In 1953, a 60-year-old taxpayer purchased single-premium 30-year maturity deferred annuity savings bonds with an aggregate face value of $4,000,000 from a life insurance company, paying only a nominal sum in cash, giving nonrecourse notes secured by the bonds for the balance and paying a substantial amount as "interest" in advance on that "indebtedness." A few days later, he borrowed from the company nearly all of the excess of the cash-surrender value which the bonds would have at the end of the first contract year over the amount of the existing "indebtedness" and again paid in advance the "interest" on such additional "indebtedness." These borrowings and "interest" payments were repeated in 1954 and 1955, and the bonds were surrendered and the indebtedness was cancelled in 1956. Held: The amounts paid as "interest" in 1953 and 1954 were not deductible from the gross income of the taxpayer and his wife in their joint income tax returns for those years as "interest paid . . . on indebtedness," within the meaning of § 23(b) of the Internal Revenue Code of 1939 and § 163(a) of the Internal Revenue Code of 1954. Pp. 362-370.
(a) On the record in this case, it is patent that the transaction between the taxpayer and the insurance company was a sham which created no "indebtedness" within the meaning of those sections of the Codes. Pp. 362-366.
(b) Congress did not authorize deduction of such payments by enacting § 264(a)(2) of the Internal Revenue Code of 1954, which expressly denies a deduction for amounts paid on indebtedness incurred to purchase or carry a single-premium annuity contract, but only as to contracts purchased after March 1, 1954. Pp. 367-370.
272 F.2d 200, affirmed.
W. Lee McLane, Jr. argued the cause for petitioners. With him on the brief was Nola M. McLane.
Grant W. Wiprud argued the cause for the United States. With him on the brief were Solicitor General Rankin, Assistant Attorney General Rice and Harry Baum.
Richard H. Appert, Converse Murdoch and Douglas W. McGregor filed briefs, as amici curiae, urging reversal.
This case presents the question of whether deductions from gross income claimed on petitioners' 1953 and 1954 joint federal income tax returns, of $143,465 in 1953 and of $147,105 in 1954, for payments made by petitioner, Karl F. Knetsch, to Sam Houston Life Insurance Company, constituted "interest paid . . . on indebtedness" within the meaning of § 23(b) of the Internal Revenue Code of 1939 and § 163(a) of the Internal Revenue Code of 1954. The Commissioner of Internal Revenue disallowed the deductions and determined a deficiency for each year. The petitioners paid the deficiencies and brought this action for refund in the District Court for the Southern District of California. The District Court rendered judgment for the United States, and the Court of Appeals for the Ninth Circuit affirmed, 272 F.2d 200. Because of a suggested conflict with the decision of the Court of Appeals for the Fifth Circuit in United States v. Bond, 258 F.2d 577, we granted certiorari, 361 U.S. 958.

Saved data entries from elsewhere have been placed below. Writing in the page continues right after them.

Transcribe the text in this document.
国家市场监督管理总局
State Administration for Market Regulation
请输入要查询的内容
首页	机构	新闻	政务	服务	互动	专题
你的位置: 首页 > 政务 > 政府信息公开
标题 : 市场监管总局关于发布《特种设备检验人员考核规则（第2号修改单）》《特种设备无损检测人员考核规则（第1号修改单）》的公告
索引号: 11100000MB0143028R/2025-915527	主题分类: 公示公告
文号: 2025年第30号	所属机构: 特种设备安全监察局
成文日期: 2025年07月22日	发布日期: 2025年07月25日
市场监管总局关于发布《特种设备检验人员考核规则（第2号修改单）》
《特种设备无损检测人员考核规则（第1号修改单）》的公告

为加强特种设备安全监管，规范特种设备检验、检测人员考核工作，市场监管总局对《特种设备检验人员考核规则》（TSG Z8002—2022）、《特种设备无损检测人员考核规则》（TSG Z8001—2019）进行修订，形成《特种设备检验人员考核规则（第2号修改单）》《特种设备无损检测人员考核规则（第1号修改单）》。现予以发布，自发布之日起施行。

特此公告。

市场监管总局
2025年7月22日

The relevant words of the two sections are the same, namely that there shall be allowed as a deduction "All interest paid or accrued within the taxable year on indebtedness . . . ."
On December 11, 1953, the insurance company sold Knetsch ten 30-year maturity deferred annuity savings bonds, each in the face amount of $400,000 and bearing interest at 2 1/2% compounded annually. The purchase price was $4,004,000. Knetsch gave the Company his check for $4,000, and signed $4,000,000 of nonrecourse annuity loan notes for the balance. The notes bore 3 1/2% interest and were secured by the annuity bonds. The interest was payable in advance, and Knetsch on the same day prepaid the first year's interest, which was $140,000. Under the Table of Cash and Loan Values made part of the bonds, their cash or loan value at December 11, 1954, the end of the first contract year, was to be $4,100,000. The contract terms, however, permitted Knetsch to borrow any excess of this value above his indebtedness without waiting until December 11, 1954. Knetsch took advantage of this provision only five days after the purchase. On December 16, 1953, he received from the company $99,000 of the $100,000 excess over his $4,000,000 indebtedness, for which he gave his notes bearing 3 1/2% interest. This interest was also payable in advance and on the same day he prepaid the first year's interest of $3,465. In their joint return for 1953, the petitioners deducted the sum of the two interest payments, that is $143,465, as "interest paid . . . within the taxable year on indebtedness," under § 23(b) of the 1939 Code.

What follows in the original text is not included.